Developer Labs

The Raspberry Pi

The Raspberry Pi

Unless you’ve been living under a rock for the last six months or so, you’ll almost certainly have heard of the Raspberry Pi. If not, here’s the low-down. The Raspberry Pi is a single-board computer aimed at the hobbyist and educational markets. It comes in two flavours, the Model A and Model B, which are subtle references to the BBC Micro computers of the 1980s and 90s. Unfortunately, for the foreseeable future only the Model B – the higher specification model – is scheduled for production. Lurking within the guts of this credit-card sized wonder is 256mb of RAM, and a 700MHz ARM chip that is easily capable of being pushed to 800MHz. For audio and video there are RCA video and 3.5mm audio out, as well as an HDMI port. Resolutions covered range from VGA all the way up to 1080p (and beyond!), with almost all PAL and NTSC video standards covered. Connectivity is a doddle, as a 10/100 Ethernet socket is included on the board. WiFi is also possible; although ARM devices are notoriously finicky about which USB adapters they will work with. I/O is covered too – two USB ports are provided, and are extensible with a hub, and GPIO (general-purpose input/output) pins are provided for connections in and out to various devices, more about which will be covered shortly.

Raspberry Pi Board

The Raspberry Pi viewed side-on. Visible here is the the HDMI port (front centre), the SD card slot (left) the GPIO pins (back left), RCA video (yellow jack) USB ports (back right) and Ethernet port (front right).
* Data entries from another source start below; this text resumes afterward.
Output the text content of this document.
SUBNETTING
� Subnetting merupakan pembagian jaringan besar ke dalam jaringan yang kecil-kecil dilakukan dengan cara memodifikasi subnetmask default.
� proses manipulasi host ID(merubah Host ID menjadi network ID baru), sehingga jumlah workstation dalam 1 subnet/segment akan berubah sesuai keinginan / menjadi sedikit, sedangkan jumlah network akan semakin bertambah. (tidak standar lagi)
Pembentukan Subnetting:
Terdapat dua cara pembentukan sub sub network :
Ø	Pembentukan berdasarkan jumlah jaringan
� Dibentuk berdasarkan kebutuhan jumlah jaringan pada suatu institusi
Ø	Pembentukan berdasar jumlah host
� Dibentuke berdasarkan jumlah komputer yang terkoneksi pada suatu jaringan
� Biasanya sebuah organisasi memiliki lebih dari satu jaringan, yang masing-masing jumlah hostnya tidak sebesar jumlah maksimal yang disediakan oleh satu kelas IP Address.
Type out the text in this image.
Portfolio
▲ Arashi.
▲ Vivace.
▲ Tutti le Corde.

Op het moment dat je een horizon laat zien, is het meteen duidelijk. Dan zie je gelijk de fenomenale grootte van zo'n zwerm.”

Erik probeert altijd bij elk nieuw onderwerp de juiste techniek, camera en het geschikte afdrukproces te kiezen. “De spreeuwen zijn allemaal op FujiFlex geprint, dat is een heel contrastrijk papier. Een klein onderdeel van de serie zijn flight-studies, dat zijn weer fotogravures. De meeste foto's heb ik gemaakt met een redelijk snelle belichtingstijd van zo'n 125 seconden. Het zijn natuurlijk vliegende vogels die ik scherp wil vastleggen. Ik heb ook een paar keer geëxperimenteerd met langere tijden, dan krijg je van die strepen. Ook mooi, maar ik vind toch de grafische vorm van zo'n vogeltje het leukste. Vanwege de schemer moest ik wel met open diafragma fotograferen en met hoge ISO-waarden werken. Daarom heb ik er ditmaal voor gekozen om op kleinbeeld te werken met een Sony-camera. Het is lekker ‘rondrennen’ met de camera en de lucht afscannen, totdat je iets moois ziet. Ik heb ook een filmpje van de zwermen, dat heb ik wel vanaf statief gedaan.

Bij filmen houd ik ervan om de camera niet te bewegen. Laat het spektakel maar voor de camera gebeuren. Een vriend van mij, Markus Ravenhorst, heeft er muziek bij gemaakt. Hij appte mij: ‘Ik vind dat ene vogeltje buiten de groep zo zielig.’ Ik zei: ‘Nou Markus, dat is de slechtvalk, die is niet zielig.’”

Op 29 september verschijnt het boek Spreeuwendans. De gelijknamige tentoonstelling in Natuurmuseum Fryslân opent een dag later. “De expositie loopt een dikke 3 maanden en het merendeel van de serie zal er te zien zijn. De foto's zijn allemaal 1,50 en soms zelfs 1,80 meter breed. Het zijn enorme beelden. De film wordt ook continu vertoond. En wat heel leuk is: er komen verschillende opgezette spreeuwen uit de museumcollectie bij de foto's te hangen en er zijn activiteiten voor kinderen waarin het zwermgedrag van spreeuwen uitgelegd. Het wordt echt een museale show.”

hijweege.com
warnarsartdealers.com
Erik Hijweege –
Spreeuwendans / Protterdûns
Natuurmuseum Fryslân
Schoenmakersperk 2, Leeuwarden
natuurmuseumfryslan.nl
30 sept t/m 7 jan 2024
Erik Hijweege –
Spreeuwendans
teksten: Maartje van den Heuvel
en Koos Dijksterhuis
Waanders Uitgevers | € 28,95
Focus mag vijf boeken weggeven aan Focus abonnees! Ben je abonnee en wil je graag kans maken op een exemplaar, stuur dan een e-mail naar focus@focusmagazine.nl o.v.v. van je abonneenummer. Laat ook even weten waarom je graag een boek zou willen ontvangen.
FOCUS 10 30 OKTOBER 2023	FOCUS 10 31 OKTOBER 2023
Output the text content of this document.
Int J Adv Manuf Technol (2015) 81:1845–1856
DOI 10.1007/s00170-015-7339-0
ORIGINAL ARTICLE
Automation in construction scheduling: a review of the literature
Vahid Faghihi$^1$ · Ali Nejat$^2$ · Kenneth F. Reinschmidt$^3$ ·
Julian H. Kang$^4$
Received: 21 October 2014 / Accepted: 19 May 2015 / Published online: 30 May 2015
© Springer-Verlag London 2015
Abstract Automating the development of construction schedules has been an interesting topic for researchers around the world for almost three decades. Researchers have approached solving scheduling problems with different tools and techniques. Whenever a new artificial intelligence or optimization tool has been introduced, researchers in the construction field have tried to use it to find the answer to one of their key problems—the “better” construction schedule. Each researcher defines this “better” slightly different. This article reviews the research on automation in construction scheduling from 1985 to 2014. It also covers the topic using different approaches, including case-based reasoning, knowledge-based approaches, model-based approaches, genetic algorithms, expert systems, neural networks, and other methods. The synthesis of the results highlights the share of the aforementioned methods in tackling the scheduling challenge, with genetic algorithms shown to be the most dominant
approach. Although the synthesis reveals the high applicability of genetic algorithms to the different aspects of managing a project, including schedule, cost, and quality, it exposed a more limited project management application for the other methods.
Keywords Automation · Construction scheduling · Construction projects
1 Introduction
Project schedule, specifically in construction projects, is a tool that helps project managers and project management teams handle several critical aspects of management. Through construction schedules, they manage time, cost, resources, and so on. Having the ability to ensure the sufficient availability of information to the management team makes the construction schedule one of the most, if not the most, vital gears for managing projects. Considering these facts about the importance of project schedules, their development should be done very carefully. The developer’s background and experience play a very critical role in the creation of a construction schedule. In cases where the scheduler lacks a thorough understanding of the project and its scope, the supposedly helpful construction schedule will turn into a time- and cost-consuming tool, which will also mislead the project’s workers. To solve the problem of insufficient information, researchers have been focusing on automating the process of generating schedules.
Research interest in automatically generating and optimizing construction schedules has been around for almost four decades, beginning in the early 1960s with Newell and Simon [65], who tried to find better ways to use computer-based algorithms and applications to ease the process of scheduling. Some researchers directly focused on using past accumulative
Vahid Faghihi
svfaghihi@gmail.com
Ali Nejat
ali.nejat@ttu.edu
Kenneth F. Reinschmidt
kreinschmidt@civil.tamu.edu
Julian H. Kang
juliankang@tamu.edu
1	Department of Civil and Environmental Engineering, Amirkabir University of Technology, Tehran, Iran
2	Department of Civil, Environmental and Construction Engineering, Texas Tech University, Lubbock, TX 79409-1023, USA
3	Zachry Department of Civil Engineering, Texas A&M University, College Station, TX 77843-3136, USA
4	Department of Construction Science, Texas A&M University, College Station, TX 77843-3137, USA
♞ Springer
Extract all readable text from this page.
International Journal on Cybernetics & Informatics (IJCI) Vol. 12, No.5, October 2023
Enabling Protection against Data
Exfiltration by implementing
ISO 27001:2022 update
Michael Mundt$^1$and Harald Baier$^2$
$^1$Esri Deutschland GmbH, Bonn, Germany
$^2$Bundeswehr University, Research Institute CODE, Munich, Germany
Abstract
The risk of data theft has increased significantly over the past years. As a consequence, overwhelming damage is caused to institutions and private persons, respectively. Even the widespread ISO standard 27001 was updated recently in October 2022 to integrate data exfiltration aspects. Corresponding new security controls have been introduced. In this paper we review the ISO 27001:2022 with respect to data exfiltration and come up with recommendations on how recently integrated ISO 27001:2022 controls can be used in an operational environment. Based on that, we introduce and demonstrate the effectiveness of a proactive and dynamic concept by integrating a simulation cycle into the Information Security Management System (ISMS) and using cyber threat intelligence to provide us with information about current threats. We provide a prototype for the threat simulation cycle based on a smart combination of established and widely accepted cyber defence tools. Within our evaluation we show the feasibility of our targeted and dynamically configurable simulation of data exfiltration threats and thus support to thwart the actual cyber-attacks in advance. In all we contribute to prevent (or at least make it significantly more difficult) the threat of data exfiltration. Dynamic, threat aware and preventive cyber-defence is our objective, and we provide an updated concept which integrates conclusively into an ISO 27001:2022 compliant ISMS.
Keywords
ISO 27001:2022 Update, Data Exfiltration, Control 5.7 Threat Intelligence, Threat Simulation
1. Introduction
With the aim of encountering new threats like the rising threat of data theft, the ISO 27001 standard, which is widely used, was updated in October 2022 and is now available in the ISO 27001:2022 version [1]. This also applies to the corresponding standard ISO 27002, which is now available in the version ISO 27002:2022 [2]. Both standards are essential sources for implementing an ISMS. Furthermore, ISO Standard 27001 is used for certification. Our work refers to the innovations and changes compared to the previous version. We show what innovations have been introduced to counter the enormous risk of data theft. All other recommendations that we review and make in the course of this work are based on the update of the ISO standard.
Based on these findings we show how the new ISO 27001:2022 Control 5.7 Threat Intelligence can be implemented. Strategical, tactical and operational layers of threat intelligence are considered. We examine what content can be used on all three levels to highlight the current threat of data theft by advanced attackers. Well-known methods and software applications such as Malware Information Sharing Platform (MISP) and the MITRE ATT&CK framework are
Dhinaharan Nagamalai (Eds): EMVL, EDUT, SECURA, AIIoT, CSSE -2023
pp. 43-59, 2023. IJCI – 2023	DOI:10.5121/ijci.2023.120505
While unfortunately the hardware of the Raspberry Pi is almost unchangeable (short of the size of the SD card used), this is more than made up by the choice of operating systems. In true hacking fashion, several operating systems have sprung up, each doing different things. Here are a selection:

1) Raspbian “Wheezy”

Raspbian is based on the Debian kernel, and is the recommended start point for beginners to the Raspberry Pi. It boots to a command prompt by default, but pre-installed is LXDE – a lightweight X11 manager. Other tools included include the Midori web browser, and all the development tools you’d expect on a Linux system, including Python and Java compilers. Of course, since it’s a Debian installation, new software is a doddle to install using the package manager. Within minutes I had set up VLC and was playing 1080p video with no problems.

2) Arch Linux ARM

Arch Linux is extremely popular with the modders and tweakers of the Raspberry Pi community. Its no-frills approach centres on “simplicity and full control for the end-user”. By default, no X11 server is included – it is up to the user to decide which (if any) they would like. Obviously, this distribution is not recommended for those with little to no Linux knowledge.

3) RaspBMC

On the other end of the scale, RaspBMC is totally different to either of the distributions mentioned above. When you use this distribution to boot the Raspberry Pi, it becomes a fully-fledged home media centre, with the ability to play films, music and even YouTube videos. RaspBMC is based on the very popular XBMC, a cross-platform media centre that is used by countless people worldwide.


RaspBMC screenshot

The default home screen for the really quite good RaspBMC media centre operating system for the Raspberry Pi.

One of the main reasons that the Raspberry Pi came about was to teach children in schools about electronics and programming. As such the GPIO pins can be used to interact with code and give sensor readings to programs. Unfortunately, in Raspbian at least, the Python modules for interacting with the GPIO pins are not included by default. Instructions for installing them are given here.  A popular way to interface the Raspberry Pi is a simple ribbon cable and a prototyping board, which will let you try out many different combinations before settling on something more permanent. One of the peripherals that has generated the most buzz lately is a camera module featured here which would pave the way to features such as image recognition for navigation, or more multimedia capabilities.

As with most things, however, there are a few drawbacks, but what else did you expect from a machine costing £25/$35? The biggest caveat for me was initially the lack of hardware MPEG-2 decoding, which meant my whole library of movies would have to be transcoded to h.264 for smooth playback on the device. However, the Raspberry Pi Foundation has now released licenses for roughly £2.50 for MPEG-2 and £1.50 for VC-1. The other gripe that some may have is the lack of expandable RAM, as it is all contained within the CPU. Such users may find the VIA APC or cubieboard a little more suitable for their use, however, for pure value for money and form factor, the Raspberry Pi is hard to beat.

Edit (1/11/12) – As of October 15th, the Raspberry Pi now ships with 512MB RAM, making it an even more attractive proposition for its price point.